The article is a fine example of discerning and attempting to understand trends in what always has been, and now is more so than ever, a dynamic, constantly evolving, competitive profession. Ms. DeSantis breaks free from conventional wisdom and resists looking in the rear view mirror when reporting on where the job market for recent graduates is heading.  The result is a report that no doubt is provoking lively discussions about what new lawyers, employers and clients desire as they weigh their options. Unlike so much tiresome, downbeat, and predictable coverage of legal education and law practice, and because she avoided the temptation to pick winners and losers, Ms. DeSantis portrays a vibrant, frankly exciting job market in the new world of law.

Her findings ring true. To their credit, as DeSantis’ extensive interviews underscore, millennials want to make a difference. They seek meaningful work and will pursue opportunities where they can develop professionally. They desire recognition for their accomplishments, and they are interested in jobs that allow personal enrichment and fulfillment outside the office.  Millennials are hardly all alike, and, in fact, they respond to circumstances in contrast to the one-size-fits-all past approaches to legal education and entry level jobs in the profession. Now they know what they want, have information about where to find it, and will go after jobs wherever they may be that promise to meet their aspirations.

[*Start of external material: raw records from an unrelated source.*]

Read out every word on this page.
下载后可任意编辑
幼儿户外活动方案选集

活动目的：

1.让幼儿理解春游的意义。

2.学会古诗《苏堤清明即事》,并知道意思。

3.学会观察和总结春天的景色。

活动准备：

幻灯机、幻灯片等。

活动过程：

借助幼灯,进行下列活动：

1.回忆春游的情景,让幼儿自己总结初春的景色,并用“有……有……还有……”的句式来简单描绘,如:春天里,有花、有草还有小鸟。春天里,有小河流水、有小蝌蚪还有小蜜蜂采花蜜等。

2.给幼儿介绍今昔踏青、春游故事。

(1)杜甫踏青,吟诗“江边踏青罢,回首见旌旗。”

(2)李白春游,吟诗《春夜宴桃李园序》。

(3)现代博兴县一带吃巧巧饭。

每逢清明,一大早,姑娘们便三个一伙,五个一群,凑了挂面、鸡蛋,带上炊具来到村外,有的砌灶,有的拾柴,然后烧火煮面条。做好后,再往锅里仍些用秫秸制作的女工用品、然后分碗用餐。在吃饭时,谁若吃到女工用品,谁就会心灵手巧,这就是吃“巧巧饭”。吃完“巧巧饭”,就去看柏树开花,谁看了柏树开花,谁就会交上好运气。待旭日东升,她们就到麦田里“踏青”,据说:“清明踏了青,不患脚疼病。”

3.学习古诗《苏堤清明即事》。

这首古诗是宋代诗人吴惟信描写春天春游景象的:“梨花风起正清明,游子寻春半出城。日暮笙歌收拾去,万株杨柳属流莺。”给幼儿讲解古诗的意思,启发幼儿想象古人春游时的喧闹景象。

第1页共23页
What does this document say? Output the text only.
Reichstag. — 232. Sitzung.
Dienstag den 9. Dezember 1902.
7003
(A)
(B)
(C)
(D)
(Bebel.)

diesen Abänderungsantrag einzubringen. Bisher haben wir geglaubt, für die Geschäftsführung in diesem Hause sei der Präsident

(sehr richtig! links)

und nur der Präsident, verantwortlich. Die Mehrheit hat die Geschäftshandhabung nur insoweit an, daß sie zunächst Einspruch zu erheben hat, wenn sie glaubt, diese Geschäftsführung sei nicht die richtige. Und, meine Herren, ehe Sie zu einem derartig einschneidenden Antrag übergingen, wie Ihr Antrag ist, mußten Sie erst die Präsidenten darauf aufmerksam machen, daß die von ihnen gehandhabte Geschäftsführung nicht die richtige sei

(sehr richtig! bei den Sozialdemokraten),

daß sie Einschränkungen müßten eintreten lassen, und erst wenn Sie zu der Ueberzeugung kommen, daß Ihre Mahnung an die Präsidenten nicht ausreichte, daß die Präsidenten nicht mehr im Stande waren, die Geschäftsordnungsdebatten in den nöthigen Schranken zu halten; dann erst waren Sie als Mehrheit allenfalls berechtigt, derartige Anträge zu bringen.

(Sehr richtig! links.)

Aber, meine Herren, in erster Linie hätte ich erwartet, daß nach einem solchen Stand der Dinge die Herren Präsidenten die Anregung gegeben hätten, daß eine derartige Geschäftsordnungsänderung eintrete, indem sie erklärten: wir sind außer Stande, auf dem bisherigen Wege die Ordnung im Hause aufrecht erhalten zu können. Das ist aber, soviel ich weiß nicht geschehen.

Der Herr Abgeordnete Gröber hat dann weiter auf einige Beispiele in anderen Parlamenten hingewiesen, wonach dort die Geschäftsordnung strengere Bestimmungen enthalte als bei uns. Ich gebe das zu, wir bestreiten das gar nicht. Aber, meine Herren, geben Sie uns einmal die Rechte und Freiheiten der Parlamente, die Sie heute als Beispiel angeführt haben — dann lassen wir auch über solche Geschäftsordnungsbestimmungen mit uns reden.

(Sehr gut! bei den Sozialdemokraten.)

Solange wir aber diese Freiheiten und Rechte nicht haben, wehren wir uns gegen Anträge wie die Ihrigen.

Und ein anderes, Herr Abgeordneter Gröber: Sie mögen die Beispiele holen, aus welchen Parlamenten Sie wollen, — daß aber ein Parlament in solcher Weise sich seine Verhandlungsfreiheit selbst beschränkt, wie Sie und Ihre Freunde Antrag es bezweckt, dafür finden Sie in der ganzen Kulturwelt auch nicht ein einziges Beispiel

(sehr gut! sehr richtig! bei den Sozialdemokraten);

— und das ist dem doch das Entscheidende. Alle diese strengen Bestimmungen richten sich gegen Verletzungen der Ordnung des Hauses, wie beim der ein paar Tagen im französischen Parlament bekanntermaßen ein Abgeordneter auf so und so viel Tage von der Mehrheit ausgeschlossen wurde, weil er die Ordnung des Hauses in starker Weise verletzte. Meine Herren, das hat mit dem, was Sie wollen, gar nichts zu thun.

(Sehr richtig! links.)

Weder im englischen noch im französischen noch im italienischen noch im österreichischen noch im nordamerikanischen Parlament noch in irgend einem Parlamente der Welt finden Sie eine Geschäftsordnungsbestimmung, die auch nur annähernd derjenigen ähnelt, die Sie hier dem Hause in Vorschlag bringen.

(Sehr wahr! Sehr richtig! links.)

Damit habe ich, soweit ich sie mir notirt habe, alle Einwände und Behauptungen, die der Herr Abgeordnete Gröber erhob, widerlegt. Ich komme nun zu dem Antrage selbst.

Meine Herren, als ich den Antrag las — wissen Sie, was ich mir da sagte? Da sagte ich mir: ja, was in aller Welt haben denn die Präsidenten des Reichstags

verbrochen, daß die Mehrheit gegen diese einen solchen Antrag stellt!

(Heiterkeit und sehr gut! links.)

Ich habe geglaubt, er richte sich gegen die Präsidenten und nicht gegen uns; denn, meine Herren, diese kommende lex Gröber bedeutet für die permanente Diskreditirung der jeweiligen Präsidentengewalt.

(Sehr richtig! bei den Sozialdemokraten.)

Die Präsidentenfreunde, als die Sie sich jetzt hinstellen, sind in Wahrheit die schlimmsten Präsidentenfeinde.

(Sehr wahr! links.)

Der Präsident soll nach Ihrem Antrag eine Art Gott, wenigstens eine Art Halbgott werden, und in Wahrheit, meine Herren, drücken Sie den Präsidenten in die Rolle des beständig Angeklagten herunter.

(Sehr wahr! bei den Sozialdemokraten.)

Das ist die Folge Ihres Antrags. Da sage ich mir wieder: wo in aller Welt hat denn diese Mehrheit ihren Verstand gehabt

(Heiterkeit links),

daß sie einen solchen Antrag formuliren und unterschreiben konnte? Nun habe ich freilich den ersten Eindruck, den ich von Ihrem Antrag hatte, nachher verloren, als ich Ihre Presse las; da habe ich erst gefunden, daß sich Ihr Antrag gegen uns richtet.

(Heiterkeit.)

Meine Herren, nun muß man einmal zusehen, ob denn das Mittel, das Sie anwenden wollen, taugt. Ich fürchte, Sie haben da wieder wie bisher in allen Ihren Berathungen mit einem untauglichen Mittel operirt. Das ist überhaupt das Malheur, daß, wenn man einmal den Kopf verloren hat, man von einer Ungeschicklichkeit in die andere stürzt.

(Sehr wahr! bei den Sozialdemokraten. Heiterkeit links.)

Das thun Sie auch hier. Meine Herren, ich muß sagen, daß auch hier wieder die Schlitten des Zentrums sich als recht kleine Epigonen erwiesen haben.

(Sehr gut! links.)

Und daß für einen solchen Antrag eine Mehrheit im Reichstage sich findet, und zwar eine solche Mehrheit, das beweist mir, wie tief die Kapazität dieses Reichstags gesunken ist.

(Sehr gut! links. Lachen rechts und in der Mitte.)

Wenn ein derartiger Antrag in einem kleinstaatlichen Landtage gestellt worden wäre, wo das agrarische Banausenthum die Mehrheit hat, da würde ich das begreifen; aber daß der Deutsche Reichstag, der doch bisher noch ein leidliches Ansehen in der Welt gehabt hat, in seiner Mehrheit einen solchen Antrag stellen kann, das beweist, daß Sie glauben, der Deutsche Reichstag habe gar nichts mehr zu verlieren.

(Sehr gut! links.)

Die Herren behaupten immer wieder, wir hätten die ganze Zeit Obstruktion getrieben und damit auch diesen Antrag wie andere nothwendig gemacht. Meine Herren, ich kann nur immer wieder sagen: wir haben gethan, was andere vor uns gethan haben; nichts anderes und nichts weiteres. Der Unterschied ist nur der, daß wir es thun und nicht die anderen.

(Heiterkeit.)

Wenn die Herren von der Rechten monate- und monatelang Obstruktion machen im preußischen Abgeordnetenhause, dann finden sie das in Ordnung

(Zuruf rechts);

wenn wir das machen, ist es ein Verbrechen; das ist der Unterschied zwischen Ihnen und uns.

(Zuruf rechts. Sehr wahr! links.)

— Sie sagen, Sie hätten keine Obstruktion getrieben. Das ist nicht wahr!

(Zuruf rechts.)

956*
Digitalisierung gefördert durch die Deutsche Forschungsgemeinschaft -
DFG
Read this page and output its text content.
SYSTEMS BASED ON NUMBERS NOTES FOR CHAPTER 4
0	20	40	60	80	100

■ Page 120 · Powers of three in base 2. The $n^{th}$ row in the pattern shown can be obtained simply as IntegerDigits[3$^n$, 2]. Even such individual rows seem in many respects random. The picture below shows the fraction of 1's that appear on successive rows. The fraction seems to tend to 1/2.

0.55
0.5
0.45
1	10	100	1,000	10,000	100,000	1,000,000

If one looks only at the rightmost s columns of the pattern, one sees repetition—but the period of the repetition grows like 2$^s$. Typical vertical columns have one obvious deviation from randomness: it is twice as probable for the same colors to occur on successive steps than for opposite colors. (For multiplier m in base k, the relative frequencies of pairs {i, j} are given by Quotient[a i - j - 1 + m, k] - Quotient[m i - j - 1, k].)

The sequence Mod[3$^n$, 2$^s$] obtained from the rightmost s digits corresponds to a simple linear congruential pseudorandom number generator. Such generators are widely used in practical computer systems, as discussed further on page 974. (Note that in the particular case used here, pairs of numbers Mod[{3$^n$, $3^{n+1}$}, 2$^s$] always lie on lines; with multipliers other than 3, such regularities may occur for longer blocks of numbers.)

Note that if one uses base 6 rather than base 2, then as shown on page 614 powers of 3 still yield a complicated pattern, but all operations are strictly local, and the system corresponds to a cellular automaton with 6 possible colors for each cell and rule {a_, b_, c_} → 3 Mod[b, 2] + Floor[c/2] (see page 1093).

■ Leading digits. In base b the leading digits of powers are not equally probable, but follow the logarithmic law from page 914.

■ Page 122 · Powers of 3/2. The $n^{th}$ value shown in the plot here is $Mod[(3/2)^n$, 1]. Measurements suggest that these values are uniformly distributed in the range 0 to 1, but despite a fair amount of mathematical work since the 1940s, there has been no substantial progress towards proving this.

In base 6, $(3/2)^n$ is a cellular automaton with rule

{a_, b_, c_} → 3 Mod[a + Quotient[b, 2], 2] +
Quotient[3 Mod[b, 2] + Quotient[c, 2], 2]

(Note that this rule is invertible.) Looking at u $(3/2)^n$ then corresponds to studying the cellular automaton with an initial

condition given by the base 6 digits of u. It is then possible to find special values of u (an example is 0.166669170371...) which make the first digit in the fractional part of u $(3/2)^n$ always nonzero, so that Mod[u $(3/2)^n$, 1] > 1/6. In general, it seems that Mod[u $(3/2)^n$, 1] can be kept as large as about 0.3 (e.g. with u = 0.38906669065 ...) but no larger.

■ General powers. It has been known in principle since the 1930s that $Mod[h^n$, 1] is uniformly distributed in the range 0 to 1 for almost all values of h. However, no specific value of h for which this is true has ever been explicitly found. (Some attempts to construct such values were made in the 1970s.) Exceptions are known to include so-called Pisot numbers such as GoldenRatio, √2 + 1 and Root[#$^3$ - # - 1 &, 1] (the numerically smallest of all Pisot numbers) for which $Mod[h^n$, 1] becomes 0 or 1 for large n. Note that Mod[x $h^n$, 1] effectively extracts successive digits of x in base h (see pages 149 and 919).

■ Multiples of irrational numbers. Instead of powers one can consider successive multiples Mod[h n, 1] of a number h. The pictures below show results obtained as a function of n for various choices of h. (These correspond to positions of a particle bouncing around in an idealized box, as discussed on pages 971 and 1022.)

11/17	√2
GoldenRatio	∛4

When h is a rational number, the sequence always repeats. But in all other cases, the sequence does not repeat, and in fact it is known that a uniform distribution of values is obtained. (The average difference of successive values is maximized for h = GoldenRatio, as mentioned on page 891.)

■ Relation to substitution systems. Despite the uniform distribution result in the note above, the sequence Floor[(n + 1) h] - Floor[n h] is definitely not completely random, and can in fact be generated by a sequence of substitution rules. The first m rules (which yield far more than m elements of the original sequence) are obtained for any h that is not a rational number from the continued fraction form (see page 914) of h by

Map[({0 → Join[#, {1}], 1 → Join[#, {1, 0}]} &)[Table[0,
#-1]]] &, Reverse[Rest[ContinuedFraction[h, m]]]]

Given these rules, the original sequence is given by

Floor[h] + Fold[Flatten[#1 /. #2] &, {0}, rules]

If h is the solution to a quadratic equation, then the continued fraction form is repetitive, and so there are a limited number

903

In this vein, it would be valuable to see even more coverage of developing treads. Increasingly, our graduates, and particularly law graduates pursuing jobs within the tri-state area, in addition to an array of jobs in different kinds of law firms, can find appealing in-house positions and many want to make good use of their legal education in jobs that may not be in a General Counsel’s office.  A law degree also can lead to a challenging job in finance or, for example, in a start-up business. Other major career trends point to the multinational, borderless nature of virtually every area of law, the value of proficiency in legal English in a multilingual, multicultural market, and the myriad practical issues relating to how law must be practiced in a digital marketplace. The implications for law schools and the need for them to adapt and adopt prudent innovations is clear. Millennials take a more consumerist attitude toward education than previous generations.  As law students, they see themselves as customers paying for a service, and they are quick to judge whether a school rises to their expectations and needs. That is why law schools throughout New York and across the country are changing how and what students are taught, so that their graduates can land the jobs that they desire. This small sample of topics strongly suggests that the readers of NYLJ would benefit from more articles that look around corners at the future.

Nicholas W. Allard is the president and Joseph Crea Dean of Brooklyn Law School.